I LOVE your website!  It is very informative.

I’m making a cake for my daughter’s birthday party (this Friday).  I was planning to make the cake on Thursday.  She has requested my fudgy chocolate cake.  This is a very rich, dense chocolate cake normally frosted with a simple chocolate ganache.  It is normally just two layers and the ganache goes between the layers as well as over the whole cake.  It hardens after sitting, but the cake always stays very moist.

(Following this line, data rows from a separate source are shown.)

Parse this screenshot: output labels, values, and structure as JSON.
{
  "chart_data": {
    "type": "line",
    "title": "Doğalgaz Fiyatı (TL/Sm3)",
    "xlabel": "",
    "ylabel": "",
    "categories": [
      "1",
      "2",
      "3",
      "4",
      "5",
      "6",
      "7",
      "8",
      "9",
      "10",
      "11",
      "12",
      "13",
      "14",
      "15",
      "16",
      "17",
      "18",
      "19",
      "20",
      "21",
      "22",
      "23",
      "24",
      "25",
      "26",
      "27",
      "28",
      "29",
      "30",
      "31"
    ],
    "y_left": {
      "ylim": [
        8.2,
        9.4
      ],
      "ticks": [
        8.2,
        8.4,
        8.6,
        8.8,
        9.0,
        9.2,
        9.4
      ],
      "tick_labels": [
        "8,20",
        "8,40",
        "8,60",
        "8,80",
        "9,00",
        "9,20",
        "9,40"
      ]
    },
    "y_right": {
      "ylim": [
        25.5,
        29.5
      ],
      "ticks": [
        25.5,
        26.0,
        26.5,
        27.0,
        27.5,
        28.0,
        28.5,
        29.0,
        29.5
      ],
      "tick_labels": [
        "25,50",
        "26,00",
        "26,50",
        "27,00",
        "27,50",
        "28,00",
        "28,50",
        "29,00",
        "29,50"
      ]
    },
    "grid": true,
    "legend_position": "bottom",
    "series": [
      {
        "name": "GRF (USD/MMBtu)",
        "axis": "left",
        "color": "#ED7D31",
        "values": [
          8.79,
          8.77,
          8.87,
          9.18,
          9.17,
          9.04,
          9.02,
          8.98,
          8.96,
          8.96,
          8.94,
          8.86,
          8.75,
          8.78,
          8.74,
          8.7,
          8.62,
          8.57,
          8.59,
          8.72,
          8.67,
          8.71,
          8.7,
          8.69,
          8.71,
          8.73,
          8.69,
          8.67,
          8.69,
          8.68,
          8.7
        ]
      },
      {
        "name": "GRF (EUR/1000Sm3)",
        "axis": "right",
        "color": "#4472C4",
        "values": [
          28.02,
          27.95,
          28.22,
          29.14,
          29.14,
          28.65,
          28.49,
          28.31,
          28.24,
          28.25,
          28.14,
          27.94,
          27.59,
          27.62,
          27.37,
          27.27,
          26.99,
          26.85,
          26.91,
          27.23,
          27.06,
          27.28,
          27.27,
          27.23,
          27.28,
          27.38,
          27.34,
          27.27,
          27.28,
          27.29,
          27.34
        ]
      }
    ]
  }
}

My problem is that she wants a light lavender cake – with two tiers.  I have 6-inch and 10-inch cake pans and plan to make each tier 3 layers.  But how do I make the cake lavender?  I ‘ve already made flowers (royal icing), and the only way I can think of to make this cake lavender is with your delicious MM Fondant.  I have made this before, so making it and coloring it is not a problem.  I’m just wondering how to put this cake together.  As far as I can see, I have four options.

Oh, or I suppose I could just buy a cake, couldn’t I?  I would really appreciate your input on this! I am a real novice when it comes to these things – this is the first big birthday cake I’ve ever attempted, and the first time I’ve EVER made a birthday cake for my daughter. I really want it to turn out well.

One would be to make the cake as normal, then frost with buttercream, and then put the fondant on it, although I fear that this may be too much “topping” on the cake.

The other would be to skip the buttercream, but I’m afraid that the fondant wouldn’t adhere correctly, or not have the smooth look that I love.  I could also just skip the chocolate ganache, although I’m not sure if the cake would taste right – I’ve never tried the cake without the ganache.

I could just just the ganache for the filling, and then use the buttercream to cover and then the fondant.

And my last option would be to tell her that she’s going to have to deal with a white cake with strawberries and buttercream and do the fondant as normal.

 Thank you again for the great site and advice!


In my opinion, you are trying to hard to put to many elements together.   A cake Chimera of sorts! You are trying to combine a two-layer cake, ganache, buttercream, fondant, flowers, chocolate, lavender, etc.  You are absolutely right –  “too much topping”.  If you make this two-layer cake, you will also have to stack the cake layers so you will need at least two sizes of cake boards and the dowels to hold them up.

Now this is my opinion – I’d not make myself crazy and make two different cakes.  My daughter would either get the fudgy chocolate cake with ganache and a few flowers.  On another day, she would get the lavender cake. (We call it a Happy Tuesday Present in our family.)   My daughter, Rachel, would be ecstatic to have a second “birthday” party a few weeks apart.

That said, there is one other option that you might like.  Make your ganache from white chocolate candy disks and color the ganache a lavender color.  Add your food color to the warm cream and then add the white chocolate disks so they can melt.

This could be a little bit closer to sanity.



Comments and Reviews

One Response to “Assembling Wedding Cakes”

  1. marion

    Hi, baking my first wedding cake and a bit nervous, had done wedding cakes before where the layers were made already. My concern is do I make 2 of each layer? my pans are 6×2, 10×3, 14×3. I’m wondering if that is too much cake an very little filling, do I make the 3 inch pans just one layer and split the layer 3 times to fill it to get the height?